Tuesday, September 7

Penang, Malaysia

by Susan MacTavish Best

 

 

 

I suppose it’s only normal when you take off on a long trip that you start to have doubts about whether or not you’re doing the right thing. Maybe not the right thing, but the smart thing. The OK thing.

Yesterday I woke up to my first morning in Asia ever. And I wailed. And wailed and wailed. Not because I was far away from home or lonely. But because I came to the conclusion (at 5am) that I should be back in San Francisco getting on with life as normal.

My brain settled down after a short while and stopped its crotchety thoughts. And after a cup of coffee, I soothed myself by saying to the voice inside that I was just jet lagged and had an achy back. And with that, I settled into enjoying Penang.

Penang is very wet right now. It’s monsoon season. Though, by all the books I read, it was supposed to be monsoon season on every other coast but here. Wrong. The locals say it’s freaky, it’s not normally as wet as this. And I’m not talking just a wee bit of downpour in the late afternoon. No. I was stranded at the airport on Sunday morning. As in, it had rained so hard that no one could get to the airport and no one could leave. It was only after waiting for three hours in the taxi line that I wondered how on earth we’d landed. I thought it best not to question that too long. A couple of us standing in the taxi line banded together and we found a rogue driver. He was willing to give the drive a shot. Word over the taxi radio system said that the water was three feet high on some stretches.

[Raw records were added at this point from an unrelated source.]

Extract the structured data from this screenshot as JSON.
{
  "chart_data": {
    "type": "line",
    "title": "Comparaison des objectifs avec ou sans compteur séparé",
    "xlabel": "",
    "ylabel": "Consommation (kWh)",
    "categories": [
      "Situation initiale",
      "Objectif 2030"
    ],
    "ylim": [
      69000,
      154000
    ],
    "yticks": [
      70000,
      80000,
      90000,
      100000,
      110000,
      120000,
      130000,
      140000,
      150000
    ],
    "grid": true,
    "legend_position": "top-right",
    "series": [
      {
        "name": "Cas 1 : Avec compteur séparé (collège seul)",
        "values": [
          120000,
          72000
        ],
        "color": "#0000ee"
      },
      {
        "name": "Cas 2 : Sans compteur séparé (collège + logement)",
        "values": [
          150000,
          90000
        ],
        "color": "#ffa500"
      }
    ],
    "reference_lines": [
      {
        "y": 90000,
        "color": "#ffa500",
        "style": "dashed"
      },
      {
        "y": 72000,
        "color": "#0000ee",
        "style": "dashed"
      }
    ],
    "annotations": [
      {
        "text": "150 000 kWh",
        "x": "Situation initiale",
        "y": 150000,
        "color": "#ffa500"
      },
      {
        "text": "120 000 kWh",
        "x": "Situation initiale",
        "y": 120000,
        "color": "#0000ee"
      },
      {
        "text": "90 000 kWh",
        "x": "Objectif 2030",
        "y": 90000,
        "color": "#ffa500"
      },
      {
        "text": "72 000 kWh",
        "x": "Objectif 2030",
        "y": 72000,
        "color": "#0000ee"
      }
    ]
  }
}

And so it was. I felt like I was actually living that footage that you always see on TV of freak floods in Texas. Where you see kids floating on inner-tubes and families dragging out all of their belongings to higher ground. And you ohh and ahh in your living room and then forget about it an hour later. At least, I do. Not intentionally, of course, it’s just that I’ve never seen crazy floods and so it’s hard to get a real idea of the damage caused by them.  I got to know my taxi friends quite well as our car sloshed slowly through the muddy water. Turns out that I played field hockey against the girl sitting next to me in high school in the UK.

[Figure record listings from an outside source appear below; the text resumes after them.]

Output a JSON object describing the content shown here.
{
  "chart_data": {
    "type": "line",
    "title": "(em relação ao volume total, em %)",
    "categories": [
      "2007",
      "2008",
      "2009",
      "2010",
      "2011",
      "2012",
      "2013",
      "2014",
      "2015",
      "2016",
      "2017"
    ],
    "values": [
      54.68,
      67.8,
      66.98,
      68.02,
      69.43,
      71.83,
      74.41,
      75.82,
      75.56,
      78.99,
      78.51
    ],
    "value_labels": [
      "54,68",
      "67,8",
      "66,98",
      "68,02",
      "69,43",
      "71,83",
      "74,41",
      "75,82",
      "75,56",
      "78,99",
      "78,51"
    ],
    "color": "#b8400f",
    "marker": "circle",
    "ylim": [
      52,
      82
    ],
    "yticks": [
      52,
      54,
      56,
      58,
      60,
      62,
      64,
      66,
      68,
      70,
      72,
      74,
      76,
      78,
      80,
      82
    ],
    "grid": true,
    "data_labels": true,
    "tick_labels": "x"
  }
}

This morning it doesn’t look so wet. I’m sitting out on the balcony of my hotel. It’s still dark but I can see the sun just rising and only a few clouds. The dogs are woofing like crazy. I got laughing to myself yesterday: after having had a rabies shot a few weeks ago, I apparently think that every dog is rabid. Twice I crossed the road so that I didn’t have to walk by a bowser. Then again, I did the same thing when I noticed a bunch of monkeys eating garbage and climbing up and down the electrical poles (uhhh, isn’t that dangerous?). They scare me those monkeys.